Clear Cache/Temp Files
Download TFC by OldTimer to your desktop

[*] Please double-click TFC.exe to run it. (Note: If you are running on Vista, right-click on the file and choose Run As Administrator).
[*]It will close all programs when run, so make sure you have saved all your work before you begin.
[*]Click the Start button to begin the process. Depending on how often you clean temp files, execution time should be anywhere from a few seconds to a minute or two. Let it run uninterrupted to completion.
[*]Once it’s finished it should reboot your machine. If it does not, please manually reboot the machine yourself to ensure a complete clean.
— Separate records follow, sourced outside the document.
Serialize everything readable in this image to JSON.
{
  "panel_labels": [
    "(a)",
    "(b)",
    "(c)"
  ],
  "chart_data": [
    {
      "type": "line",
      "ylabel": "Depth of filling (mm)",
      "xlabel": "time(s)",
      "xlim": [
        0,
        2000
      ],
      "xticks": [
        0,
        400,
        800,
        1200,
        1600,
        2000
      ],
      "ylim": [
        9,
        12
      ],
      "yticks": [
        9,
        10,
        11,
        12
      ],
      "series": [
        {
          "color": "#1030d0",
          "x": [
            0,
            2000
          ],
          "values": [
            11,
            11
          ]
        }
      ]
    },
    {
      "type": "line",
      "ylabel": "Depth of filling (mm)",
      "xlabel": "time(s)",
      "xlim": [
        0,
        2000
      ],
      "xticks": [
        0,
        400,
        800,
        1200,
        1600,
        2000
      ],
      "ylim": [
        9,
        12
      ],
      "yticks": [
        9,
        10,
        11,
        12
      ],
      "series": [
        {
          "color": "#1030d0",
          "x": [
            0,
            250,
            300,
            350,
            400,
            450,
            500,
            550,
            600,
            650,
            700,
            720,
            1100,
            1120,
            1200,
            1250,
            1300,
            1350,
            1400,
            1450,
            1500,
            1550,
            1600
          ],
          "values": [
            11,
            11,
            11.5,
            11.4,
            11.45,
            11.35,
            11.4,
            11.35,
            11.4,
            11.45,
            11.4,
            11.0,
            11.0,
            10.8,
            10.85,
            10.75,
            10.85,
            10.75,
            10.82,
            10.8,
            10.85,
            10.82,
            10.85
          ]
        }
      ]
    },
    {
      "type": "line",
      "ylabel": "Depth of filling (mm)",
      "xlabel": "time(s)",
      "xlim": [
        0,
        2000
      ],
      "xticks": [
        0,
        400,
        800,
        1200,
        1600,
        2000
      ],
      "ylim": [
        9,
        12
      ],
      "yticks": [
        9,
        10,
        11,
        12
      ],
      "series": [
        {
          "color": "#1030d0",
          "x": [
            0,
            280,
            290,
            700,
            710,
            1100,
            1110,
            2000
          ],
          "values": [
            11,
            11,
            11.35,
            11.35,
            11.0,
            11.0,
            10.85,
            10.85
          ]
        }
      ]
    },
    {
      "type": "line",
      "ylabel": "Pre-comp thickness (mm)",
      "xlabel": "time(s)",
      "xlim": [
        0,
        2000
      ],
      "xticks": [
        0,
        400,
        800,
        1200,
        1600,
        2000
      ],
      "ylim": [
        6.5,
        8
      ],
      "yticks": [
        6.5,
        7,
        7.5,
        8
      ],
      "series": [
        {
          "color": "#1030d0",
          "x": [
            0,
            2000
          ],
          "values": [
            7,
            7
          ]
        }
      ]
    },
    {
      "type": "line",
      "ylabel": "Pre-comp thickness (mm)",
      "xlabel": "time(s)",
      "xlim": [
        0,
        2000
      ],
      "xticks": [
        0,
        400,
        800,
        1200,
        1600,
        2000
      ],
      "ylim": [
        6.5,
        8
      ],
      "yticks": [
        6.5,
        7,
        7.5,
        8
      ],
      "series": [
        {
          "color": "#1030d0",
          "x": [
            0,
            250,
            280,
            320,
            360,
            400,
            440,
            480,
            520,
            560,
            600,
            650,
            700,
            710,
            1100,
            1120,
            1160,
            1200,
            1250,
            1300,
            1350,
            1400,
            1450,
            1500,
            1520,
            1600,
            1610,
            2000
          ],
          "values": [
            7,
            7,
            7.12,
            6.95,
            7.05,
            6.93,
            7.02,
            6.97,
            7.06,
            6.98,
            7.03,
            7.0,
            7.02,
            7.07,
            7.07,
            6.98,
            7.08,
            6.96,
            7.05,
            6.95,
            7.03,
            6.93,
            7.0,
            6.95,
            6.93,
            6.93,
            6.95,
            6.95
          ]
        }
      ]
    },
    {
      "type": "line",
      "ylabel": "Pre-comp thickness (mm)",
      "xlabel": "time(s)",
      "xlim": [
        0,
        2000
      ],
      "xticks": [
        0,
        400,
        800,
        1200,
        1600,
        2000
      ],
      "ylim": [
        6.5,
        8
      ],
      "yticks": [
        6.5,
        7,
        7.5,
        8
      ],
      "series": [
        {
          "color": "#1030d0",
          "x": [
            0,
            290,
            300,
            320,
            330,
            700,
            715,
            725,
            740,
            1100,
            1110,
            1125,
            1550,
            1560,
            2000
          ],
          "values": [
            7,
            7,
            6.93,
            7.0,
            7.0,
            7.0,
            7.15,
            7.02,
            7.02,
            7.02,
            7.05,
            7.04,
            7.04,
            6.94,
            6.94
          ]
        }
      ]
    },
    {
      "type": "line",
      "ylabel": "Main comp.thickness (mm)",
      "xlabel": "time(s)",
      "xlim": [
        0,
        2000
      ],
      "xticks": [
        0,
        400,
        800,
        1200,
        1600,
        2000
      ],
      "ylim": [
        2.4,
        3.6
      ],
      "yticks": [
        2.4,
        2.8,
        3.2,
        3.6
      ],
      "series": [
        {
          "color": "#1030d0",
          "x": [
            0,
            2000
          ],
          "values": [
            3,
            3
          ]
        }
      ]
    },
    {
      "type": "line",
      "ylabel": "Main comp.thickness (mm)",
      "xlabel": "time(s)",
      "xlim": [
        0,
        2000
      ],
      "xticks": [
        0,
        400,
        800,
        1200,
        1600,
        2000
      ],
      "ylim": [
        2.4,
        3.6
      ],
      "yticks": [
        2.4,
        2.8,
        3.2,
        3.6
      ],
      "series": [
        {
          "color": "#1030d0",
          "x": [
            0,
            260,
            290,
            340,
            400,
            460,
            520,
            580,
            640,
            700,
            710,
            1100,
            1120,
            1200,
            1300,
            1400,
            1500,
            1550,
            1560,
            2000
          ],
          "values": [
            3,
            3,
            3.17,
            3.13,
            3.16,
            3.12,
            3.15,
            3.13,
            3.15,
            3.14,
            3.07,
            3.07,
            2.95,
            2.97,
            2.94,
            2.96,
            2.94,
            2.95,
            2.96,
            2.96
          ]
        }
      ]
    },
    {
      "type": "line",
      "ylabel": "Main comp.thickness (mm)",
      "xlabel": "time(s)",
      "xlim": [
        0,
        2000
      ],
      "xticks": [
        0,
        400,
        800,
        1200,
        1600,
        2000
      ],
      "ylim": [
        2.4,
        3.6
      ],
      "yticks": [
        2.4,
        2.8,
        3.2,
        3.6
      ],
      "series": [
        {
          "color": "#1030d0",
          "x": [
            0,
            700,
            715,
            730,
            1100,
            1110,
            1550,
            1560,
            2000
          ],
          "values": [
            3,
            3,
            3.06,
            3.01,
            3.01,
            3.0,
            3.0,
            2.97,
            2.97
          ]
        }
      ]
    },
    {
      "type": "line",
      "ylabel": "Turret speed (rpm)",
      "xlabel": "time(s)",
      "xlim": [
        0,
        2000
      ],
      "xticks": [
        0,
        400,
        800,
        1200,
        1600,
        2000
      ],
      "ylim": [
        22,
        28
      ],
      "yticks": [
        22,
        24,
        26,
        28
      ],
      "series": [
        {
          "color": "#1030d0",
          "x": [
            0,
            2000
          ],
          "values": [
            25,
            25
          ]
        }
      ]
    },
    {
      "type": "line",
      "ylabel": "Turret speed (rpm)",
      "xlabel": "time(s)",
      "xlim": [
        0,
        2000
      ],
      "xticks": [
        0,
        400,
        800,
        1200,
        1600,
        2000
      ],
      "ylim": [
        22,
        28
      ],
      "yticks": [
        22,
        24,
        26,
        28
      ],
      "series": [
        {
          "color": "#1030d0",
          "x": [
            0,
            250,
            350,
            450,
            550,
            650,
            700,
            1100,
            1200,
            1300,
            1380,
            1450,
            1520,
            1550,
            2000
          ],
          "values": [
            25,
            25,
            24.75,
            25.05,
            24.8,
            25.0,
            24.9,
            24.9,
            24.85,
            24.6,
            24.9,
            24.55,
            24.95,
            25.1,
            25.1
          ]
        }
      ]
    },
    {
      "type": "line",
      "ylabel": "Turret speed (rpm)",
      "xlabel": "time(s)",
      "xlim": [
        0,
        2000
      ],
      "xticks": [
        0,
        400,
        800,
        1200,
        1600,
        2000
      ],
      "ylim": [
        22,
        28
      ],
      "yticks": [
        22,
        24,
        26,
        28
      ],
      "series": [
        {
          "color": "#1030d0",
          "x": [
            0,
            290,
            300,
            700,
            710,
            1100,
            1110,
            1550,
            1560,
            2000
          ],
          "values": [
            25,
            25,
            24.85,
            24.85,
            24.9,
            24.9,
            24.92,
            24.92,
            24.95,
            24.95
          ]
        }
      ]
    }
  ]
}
That’s the thing. In the few days I’ve had this Windows 7 drive, I’ve had very few errors - Aero crashed once and the calendar widget went blank another time, but I haven’t had any repeat incidents. The other issues were related to graphics drivers. Actually, most of the “CAB archive corrupt” errors were from Temp folders, if I remember correctly. Beyond that, I haven’t noticed any odd behavior.

Speaking of which, just cleared my temp files with the tool and rebooted.

Does that mean this is good to go, apart from possibly having to reinstall some software?

As far as I can see yes… If you still had Sality on the system Avast would be screaming blue murder as files were being infected

But let it run for another day or so to be sure, and if all is OK I will then remove my tools ;D

It seems I forgot about this topic… mainly because I haven’t had any virus-related problems ever since, apparently. I suppose this means that the system is clean.

Just posting to ask for this to be locked and/or marked as solved, if that’s the general policy here. Oh, and a thank-you to essexboy and Pondus for the prompt responses.